La période de crise a amorcé plusieurs discussions sur la fragilité des chaînes d’approvisionnement internationales et l’importance de tendre vers l’autosuffisance économique. Est-ce qu’il s’agit d’une voie bénéfique pour la planète?

Dans les dernières décennies, on a perdu ce lien avec cette économie locale. Il faut le retrouver, parce que ça nous rend plus résilients et ça réduit notre empreinte écologique. Je pense que c’est urgent pour le Québec de commencer à réfléchir à long terme pour avoir un minimum de capacités de s’approvisionner localement, notamment sur le plan de l’alimentation, pour être plus résilients.

La crise a un impact majeur sur l’industrie du tourisme international, alors que voyager était devenu particulièrement accessible. Est-ce le temps de repenser ces habitudes, considérant leur empreinte écologique?

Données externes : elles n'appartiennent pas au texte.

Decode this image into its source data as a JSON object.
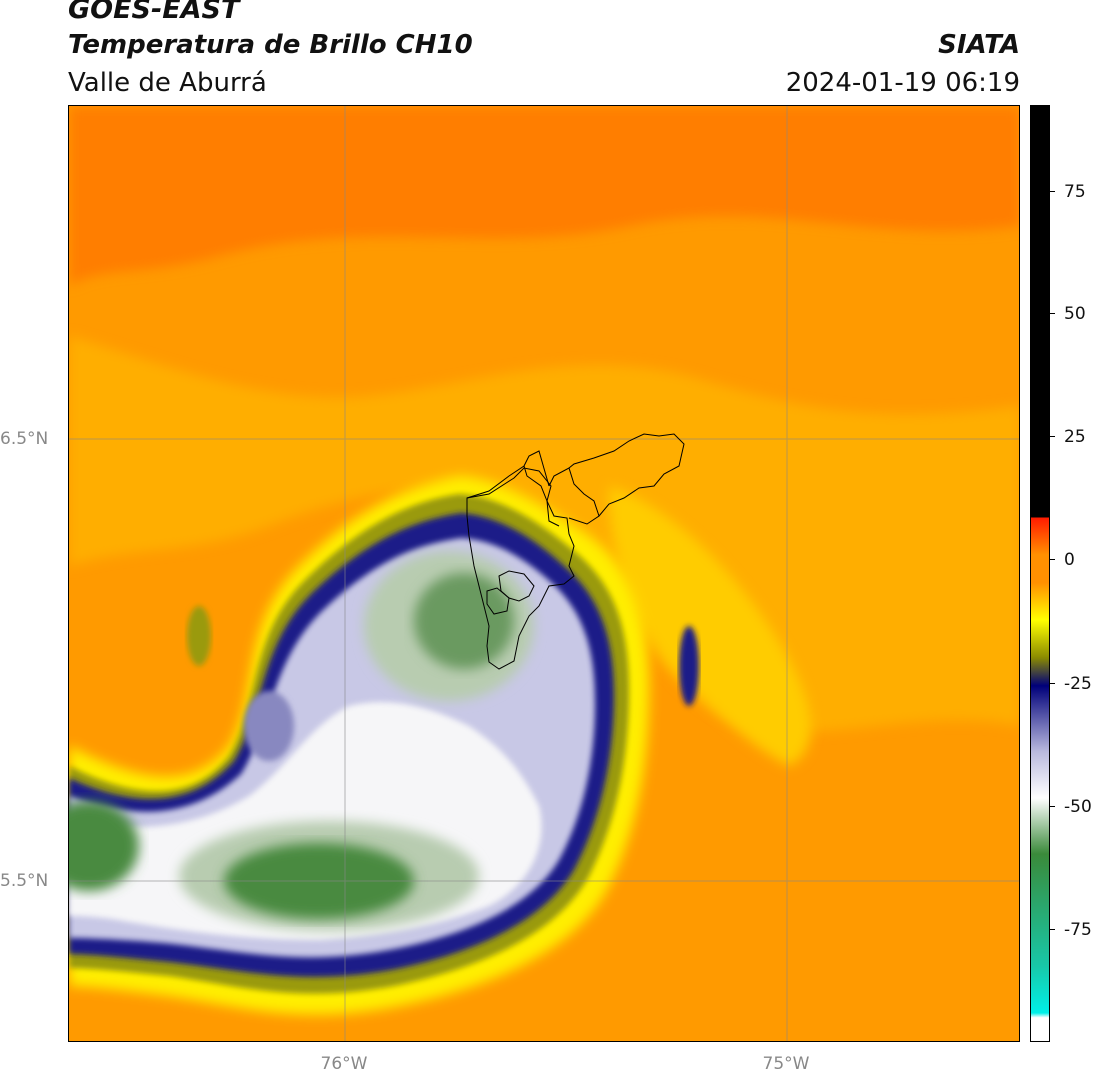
{
  "title": {
    "satellite": "GOES-EAST",
    "product": "Temperatura de Brillo CH10",
    "region": "Valle de Aburrá",
    "agency": "SIATA",
    "datetime": "2024-01-19 06:19"
  },
  "axes": {
    "lat_labels": [
      "6.5°N",
      "5.5°N"
    ],
    "lon_labels": [
      "76°W",
      "75°W"
    ]
  },
  "colorbar": {
    "ticks": [
      "75",
      "50",
      "25",
      "0",
      "-25",
      "-50",
      "-75"
    ],
    "colors": {
      "black": "#000000",
      "red": "#ff1a00",
      "orange": "#ff9000",
      "yellow": "#ffff00",
      "olive": "#8a8a00",
      "navy": "#00007a",
      "lavender": "#b8b8dd",
      "white": "#ffffff",
      "green": "#3a8a3a",
      "teal": "#18c8a8",
      "cyan": "#00f0e8"
    }
  },
  "map": {
    "background_color": "#ff9800",
    "cloud_colors": {
      "yellow": "#ffee00",
      "olive": "#b0b000",
      "navy": "#1a1a88",
      "lavender": "#c8c8e6",
      "white": "#f6f6f8",
      "lightgreen": "#b8ccb0",
      "green": "#4a8a40"
    }
  }
}
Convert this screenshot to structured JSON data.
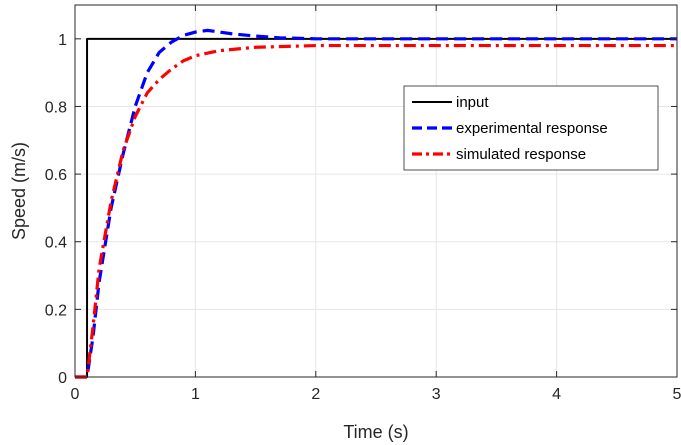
{
  "chart_data": {
    "type": "line",
    "xlabel": "Time (s)",
    "ylabel": "Speed (m/s)",
    "xlim": [
      0,
      5
    ],
    "ylim": [
      0,
      1.1
    ],
    "x_ticks": [
      0,
      1,
      2,
      3,
      4,
      5
    ],
    "y_ticks": [
      0,
      0.2,
      0.4,
      0.6,
      0.8,
      1
    ],
    "x_tick_labels": [
      "0",
      "1",
      "2",
      "3",
      "4",
      "5"
    ],
    "y_tick_labels": [
      "0",
      "0.2",
      "0.4",
      "0.6",
      "0.8",
      "1"
    ],
    "grid": true,
    "legend_position": "upper-right",
    "series": [
      {
        "name": "input",
        "color": "#000000",
        "style": "solid",
        "x": [
          0,
          0.1,
          0.1,
          5
        ],
        "y": [
          0,
          0,
          1,
          1
        ]
      },
      {
        "name": "experimental response",
        "color": "#0000ff",
        "style": "dashed",
        "x": [
          0,
          0.1,
          0.15,
          0.2,
          0.3,
          0.4,
          0.5,
          0.6,
          0.7,
          0.8,
          0.9,
          1.0,
          1.1,
          1.2,
          1.3,
          1.5,
          1.7,
          2.0,
          2.5,
          3.0,
          4.0,
          5.0
        ],
        "y": [
          0,
          0,
          0.12,
          0.28,
          0.5,
          0.66,
          0.8,
          0.9,
          0.96,
          0.99,
          1.01,
          1.02,
          1.025,
          1.02,
          1.015,
          1.008,
          1.003,
          1.0,
          1.0,
          1.0,
          1.0,
          1.0
        ]
      },
      {
        "name": "simulated response",
        "color": "#ff0000",
        "style": "dashdot",
        "x": [
          0,
          0.1,
          0.15,
          0.2,
          0.3,
          0.4,
          0.5,
          0.6,
          0.7,
          0.8,
          0.9,
          1.0,
          1.2,
          1.5,
          2.0,
          2.5,
          3.0,
          4.0,
          5.0
        ],
        "y": [
          0,
          0,
          0.15,
          0.32,
          0.52,
          0.67,
          0.77,
          0.84,
          0.88,
          0.91,
          0.935,
          0.95,
          0.965,
          0.975,
          0.98,
          0.98,
          0.98,
          0.98,
          0.98
        ]
      }
    ]
  }
}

La diminution des voyages va arriver naturellement parce que les gens vont être plus craintifs de voyager et auront moins d’argent pour le faire. J’aimerais que mes enfants continuent de voyager parce que ça permet de découvrir d’autres cultures, mais le nombre de voyages internationaux avait augmenté énormément depuis 25 ans. Peut-être qu’il faut aller vers des voyages qui sont plus faibles d’empreinte et distancer nos voyages, surtout ceux en avion. Les gens plus aisés qui voyageaient beaucoup peuvent se serrer la ceinture.

Quel impact pensez-vous que la crise aura dans la lutte aux changements climatiques?

Les fondamentaux de la lutte pour les changements climatiques ne changeront pas. Les jeunes n’abandonneront pas la cause parce qu’elle définit leur génération. Au plan technologique, les énergies renouvelables sont en train d’arriver à maturité et les coûts diminuent sans cesse, donc la transition vers celle-ci ne s’arrêtera pas. [à cause d’une crise économique]. Je pense que la résilience qu’on va développer nous sera utile face aux changements climatiques, mais il va rester encore beaucoup de travail à faire [pour la conscientisation].

Pensez-vous que la distanciation sociale, qui pourrait durer, peut avoir des effets négatifs sur l’atteinte des objectifs climatiques?

Il y a six mois, nous étions un demi-million de personnes dans la rue. Maintenant, on ne peut pas être plus que deux. Ça donne une idée à quel point redémarrer le mouvement citoyen va être difficile parce que le principal moyen d’action qu’on avait c’était les manifestations. Culturellement, les gens vont peut-être être portés à s’isoler un peu plus qu’avant et ça va prendre un certain temps avant qu’ils regagnent confiance, mais ils vont éventuellement finir pas retourner dans l’autobus et dans le métro comme ils vont finir par retourner aux festivals, par exemple.

Le jour de la Terre fête ses 50 ans dans un contexte exceptionnel. Quelle voie devrait-il prendre pour l’avenir, selon vous?

Le jour de la terre a beaucoup été axé sur les gestes qu’on peut faire individuellement pour améliorer l’environnement. Ce qu’on se rend compte, c’est que quand quelque chose comme les changements climatiques ou le COVID-19 nous frappe, il faut que tout le monde fasse les mêmes gestes en même temps. Pour ça, ça prend des décisions collectives. On a un gouvernement qui a le courage de mettre des contraintes suprêmes sur des libertés individuelles, pourquoi donc ne pas accepter de mettre certaines contraintes très mineures sur les choix des gens avec des objectifs environnementaux? On se rend compte que quand les élus ont le courage de l’expliquer, les gens suivent parce qu’ils trouvent que c’est légitime.